Control layer (commodity, kept solid)

  • ReAct loop with hooks (before/afterToolCall, onStep), steering/follow-up queues, anti-thrash guardrail, tool-call budget, stopReason.
  • Model-agnostic Model interface; a Codex ChatGPT-OAuth provider (reuses ~/.codex/auth.json, no API key); a deterministic ScriptedModel.
  • Progressive ActionType disclosure — large catalogs defer behind find/describe/invoke bridges; the audit log always records the real action name.

Authoring an ontology (by hand or with Claude Code)

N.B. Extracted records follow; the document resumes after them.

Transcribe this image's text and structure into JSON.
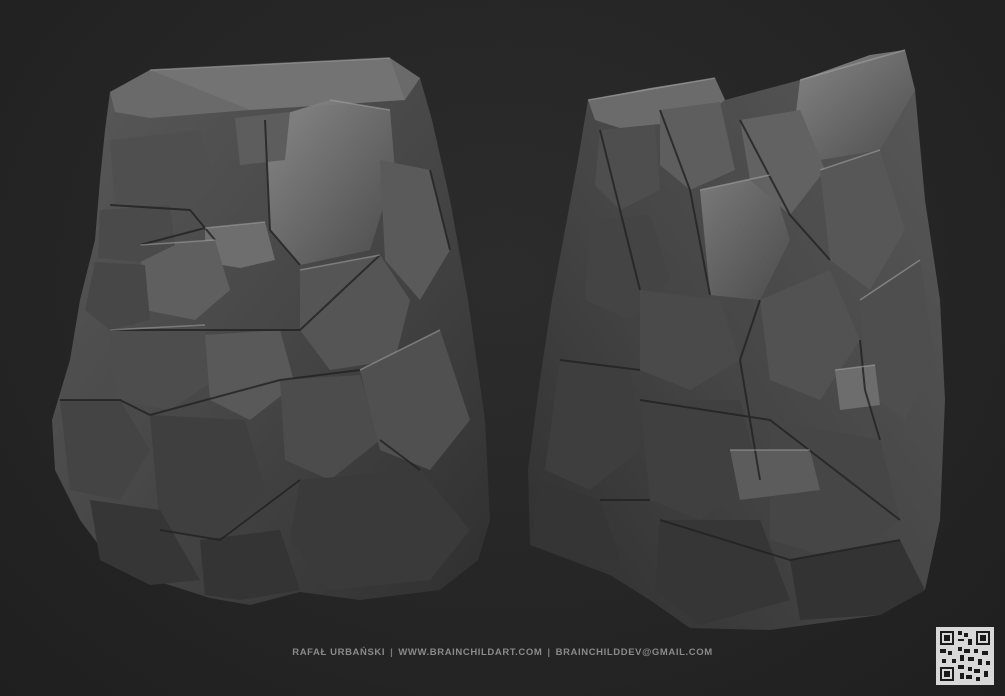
{
  "footer": {
    "author": "RAFAŁ URBAŃSKI",
    "website": "WWW.BRAINCHILDART.COM",
    "email": "BRAINCHILDDEV@GMAIL.COM",
    "separator": "|"
  },
  "colors": {
    "background": "#262626",
    "rock_base": "#4a4a4a",
    "rock_highlight": "#8c8c8c",
    "rock_shadow": "#2a2a2a",
    "footer_text": "#8a8a8a"
  },
  "icons": {
    "qr": "qr-code-icon"
  }
}
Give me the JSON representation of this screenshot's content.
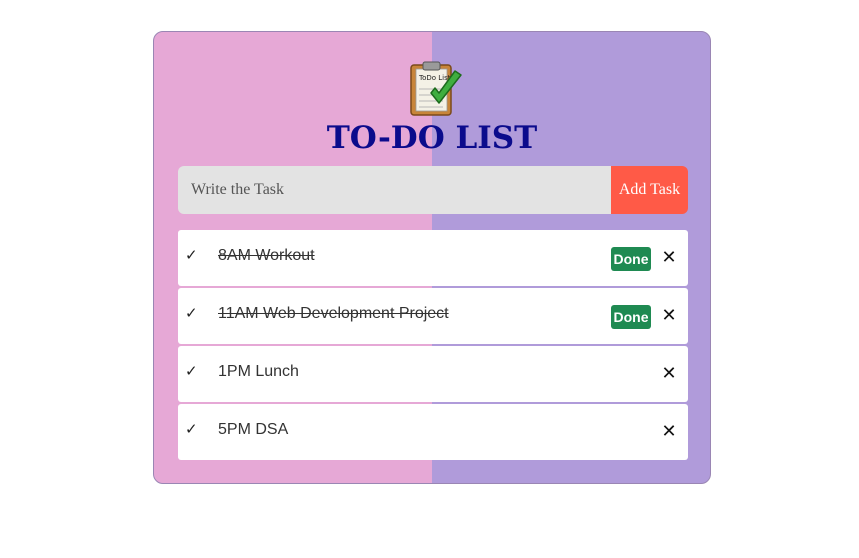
{
  "header": {
    "logo_icon": "todo-clipboard-icon",
    "logo_text": "ToDo List",
    "title": "TO-DO LIST"
  },
  "input": {
    "placeholder": "Write the Task",
    "value": "",
    "add_label": "Add Task"
  },
  "colors": {
    "left_bg": "#e6a8d6",
    "right_bg": "#b09bda",
    "title": "#0b0b8c",
    "add_button": "#ff5a47",
    "done_badge": "#1f8a52"
  },
  "tasks": [
    {
      "check": "✓",
      "text": "8AM Workout",
      "done": true,
      "done_label": "Done",
      "close": "✕"
    },
    {
      "check": "✓",
      "text": "11AM Web Development Project",
      "done": true,
      "done_label": "Done",
      "close": "✕"
    },
    {
      "check": "✓",
      "text": "1PM Lunch",
      "done": false,
      "close": "✕"
    },
    {
      "check": "✓",
      "text": "5PM DSA",
      "done": false,
      "close": "✕"
    }
  ]
}
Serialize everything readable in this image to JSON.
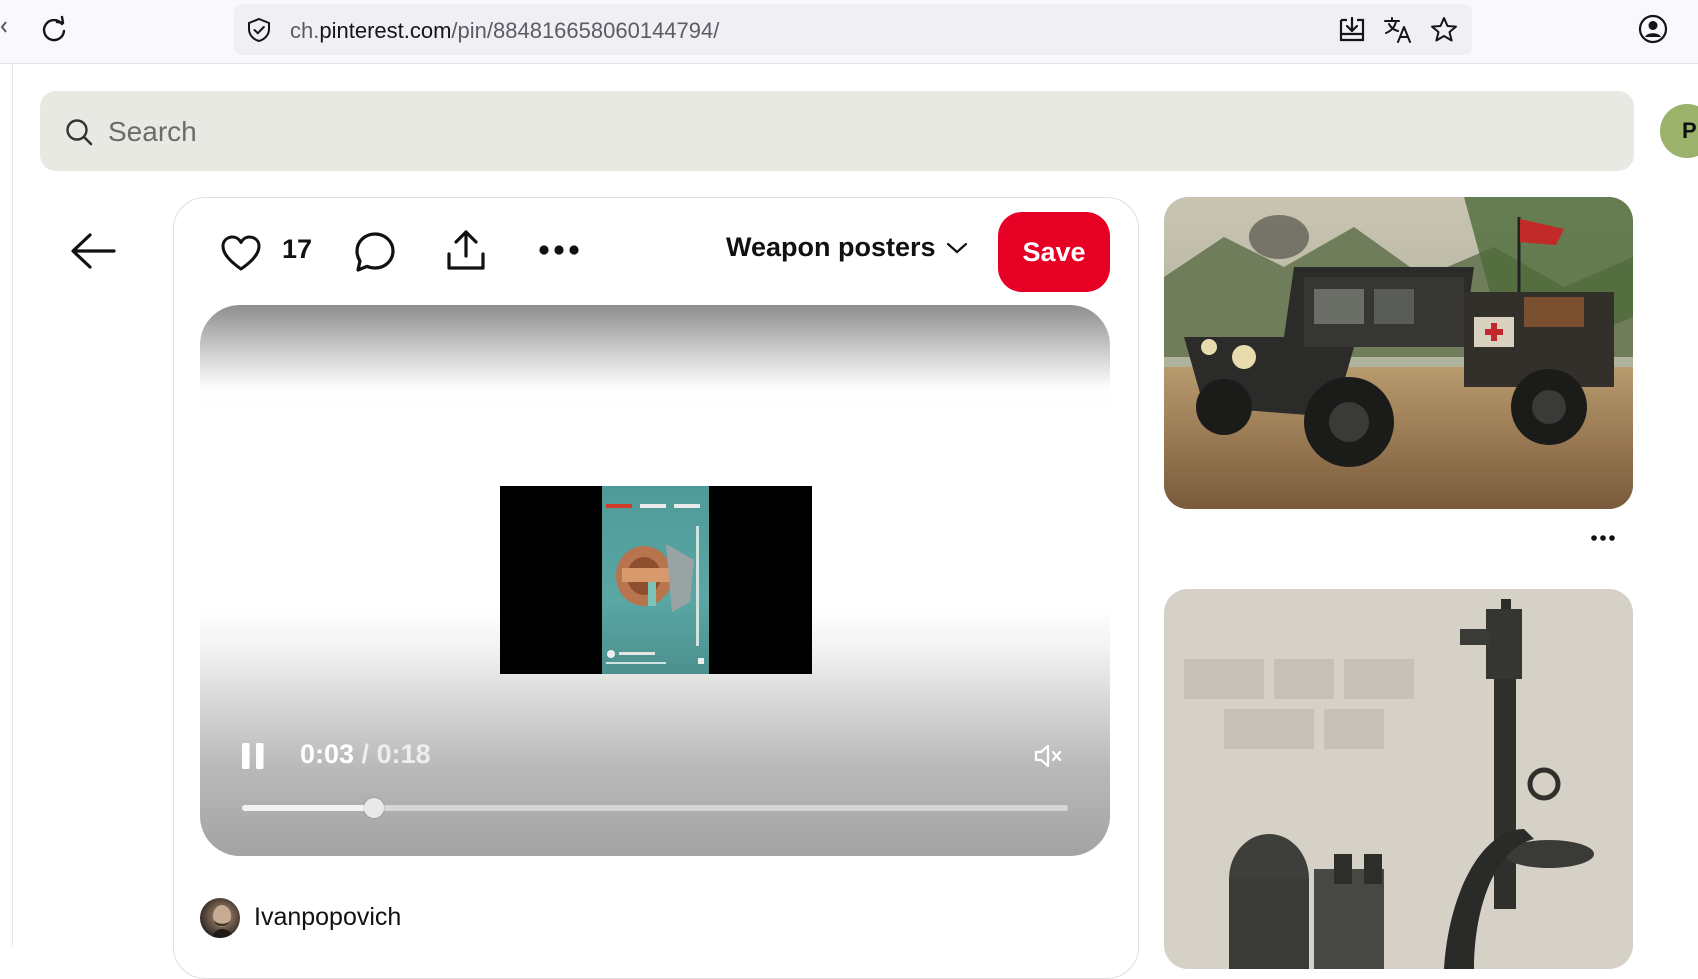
{
  "browser": {
    "url_prefix": "ch.",
    "url_domain": "pinterest.com",
    "url_path": "/pin/884816658060144794/"
  },
  "search": {
    "placeholder": "Search"
  },
  "account": {
    "initial": "P",
    "color": "#9bb26a"
  },
  "pin": {
    "like_count": "17",
    "board_name": "Weapon posters",
    "save_label": "Save",
    "save_color": "#e60023",
    "video": {
      "current_time": "0:03",
      "separator": " / ",
      "duration": "0:18",
      "progress_fraction": 0.16,
      "state": "playing",
      "muted": true
    },
    "author": {
      "name": "Ivanpopovich"
    }
  },
  "icons": {
    "reload": "reload-icon",
    "shield": "shield-icon",
    "download": "download-icon",
    "translate": "translate-icon",
    "bookmark": "star-icon",
    "account": "account-icon",
    "search": "search-icon",
    "back": "arrow-left-icon",
    "like": "heart-icon",
    "comment": "comment-icon",
    "share": "share-icon",
    "more": "more-dots-icon",
    "chevron": "chevron-down-icon",
    "pause": "pause-icon",
    "mute": "mute-icon"
  }
}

The state layer is meant to be stood up fast, per domain. A small governance helper vocabulary (requireRole, requireOwner, exists, whenProp, excludesValue, limitAtMost, freshWithin, notExpired, allOf) turns an action's gates from hand-rolled closures into a couple of declarations — and makes the ontology renderable: describeOntology() prints it back as Markdown + a Mermaid diagram with governance in plain English, and validateOntology() lints it for modeling errors. So the loop is: describe the domain in natural language → an LLM authors the ontology with the helper vocabulary → validateOntology + tsc check it → describeOntology renders it back for review. See docs/AUTHORING.md.

Examples

  • examples/healthcare/ — the regulatory slice (wellness vs prescriber; allergy/interaction preconditions; dose limit = f(renal function, weight)); reconciliation; subscriptions.
  • examples/finance/ — proves the engine is domain-agnostic (zero core changes): permission bound to account ownership, limit bound to balance, outbox write-back to a broker.
  • examples/commitments/ — a proactive agent on the moat: a Commitment object with a status state machine, system-only governed delivery, and a time-driven heartbeat (what OpenClaw bolts on with JSON + cron).
  • examples/clinic/ + examples/brokerage/ — two helper-authored domains (pnpm scenarios): rendered back to plain language + Mermaid, linted, and governed live across permission/precondition/limit.
  • examples/feeds/placeOrder gated on live external risk data + freshness (pnpm feeds): forget to refresh and it fails safe; stale data is denied; the live value is respected.
  • examples/reactions/ — an order lifecycle driven by an external payment event and an overdue-cancel scheduler (pnpm reactions), every transition governed.

Design & docs

  • docs/AUTHORING.md — how to author a domain ontology (by hand or with an LLM): the governance helper vocabulary, then validateOntology + describeOntology to check and review it.
  • docs/ANTIPATTERNS.md — the design guardrails (what Synago deliberately does NOT do).
  • CONTRIBUTING.md — workflow, the 5 principles, and how to add a subsystem.

License

MIT — see LICENSE. Clean-room (derived from a private design doc and public sources). Contributions welcome — see CONTRIBUTING.md.